Another important aspect that matter to voters is legislators’ “accessibility”, according to Kumar. A legislator needs to be accessible to the voter of his or her constituency and gets things done for them and legislators are acutely aware of this. This can range from getting a water or electricity connection, getting ration, Aadhaar or job card, or even a school admission for people of the respective legislator’s constituency. So the legislators’ ability to “get things done” seems to matter more to the voters than the party affiliation or ideology.

State capacity

And it is precisely this aspect of electoral politics in India that raises some disturbing questions. The legislators play the role of “mediators” between the voters and the state, which may often seem as mindlessly bureaucratic and apathetic to the needs of the people. From the time of independence, the nature of the Indian state has been one that is not only excessively rule-bound, but also inaccessible and intimidating for the common folk.
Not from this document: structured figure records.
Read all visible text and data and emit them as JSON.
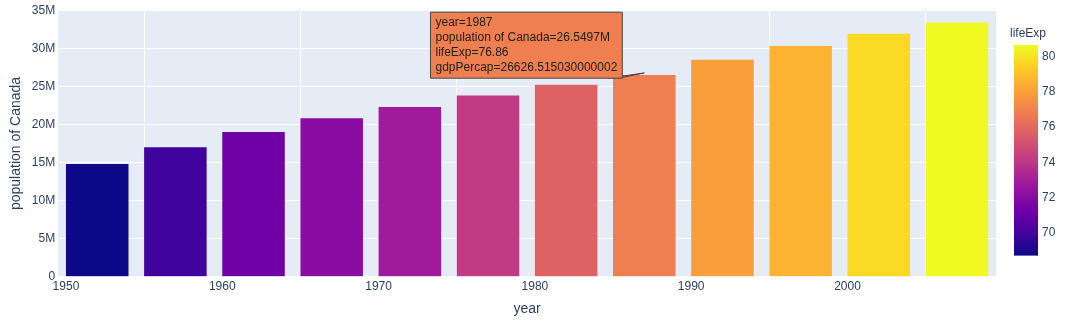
{
  "chart_data": {
    "type": "bar",
    "xlabel": "year",
    "ylabel": "population of Canada",
    "clabel": "lifeExp",
    "x": [
      1952,
      1957,
      1962,
      1967,
      1972,
      1977,
      1982,
      1987,
      1992,
      1997,
      2002,
      2007
    ],
    "values": [
      14.8,
      17,
      19,
      20.8,
      22.3,
      23.8,
      25.2,
      26.5,
      28.5,
      30.3,
      31.9,
      33.4
    ],
    "cvalues": [
      68.75,
      69.96,
      71.3,
      72.13,
      72.88,
      74.21,
      75.76,
      76.86,
      77.95,
      78.61,
      79.77,
      80.65
    ],
    "clim": [
      68.75,
      80.65
    ],
    "cticks": [
      70,
      72,
      74,
      76,
      78,
      80
    ],
    "xlim": [
      1949.5,
      2009.5
    ],
    "xticks": [
      1950,
      1960,
      1970,
      1980,
      1990,
      2000
    ],
    "ylim": [
      0,
      35
    ],
    "yticks": [
      {
        "value": 0,
        "label": "0"
      },
      {
        "value": 5,
        "label": "5M"
      },
      {
        "value": 10,
        "label": "10M"
      },
      {
        "value": 15,
        "label": "15M"
      },
      {
        "value": 20,
        "label": "20M"
      },
      {
        "value": 25,
        "label": "25M"
      },
      {
        "value": 30,
        "label": "30M"
      },
      {
        "value": 35,
        "label": "35M"
      }
    ],
    "grid": true,
    "legend": false,
    "annotations": [
      {
        "text": "year=1987\npopulation of Canada=26.5497M\nlifeExp=76.86\ngdpPercap=26626.515030000002",
        "x": 1987,
        "y": 26.5
      }
    ]
  }
}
This has only been complemented by the Indian state’s pathetic record in providing public goods — be it public health, education, water, sanitation or roads.

So the people often have to rely on their elected representatives (MLAs, MPs, MLCs) to help them work through the bureaucratic maze and get things that are legally due to them.

An unfortunate fallout of this is the relationship between the state and the people — instead of being equal partners for the betterment of society, it has over the years evolved into a “patron-client” relationship. In this model, the people are made to feel beholden to the state for providing, ironically what is due to them legally and Constitutionally.

This raises some crucial questions over the level of state capacity in India. Of course given India’s vast diversity the level of state capacity (the ability of the state to deliver on its promises) varies across States. State capacity is usually much better in the southern and Western States which also corresponds to their better economic and social indices.

Despite the recent initiatives on e-governance, both at the State and Central level, where an attempt has been made to make governance more people-centric and less cumbersome, much more needs to be done in this area to make the government more responsive for people’s needs.

But looking at it from a political economy lens, ironically a more responsive state is also one where the power of the politicians gets whittled down. If the state becomes efficient and responsive, people will also need to rely less on their elected representatives for their everyday needs. The positive side is this will enable elected representatives to focus more on law-making and larger governance issues. But it will also diminish their hold over their voters, which some politicians may resent.

In one sense greater governance reforms is linked with broader social reform and development.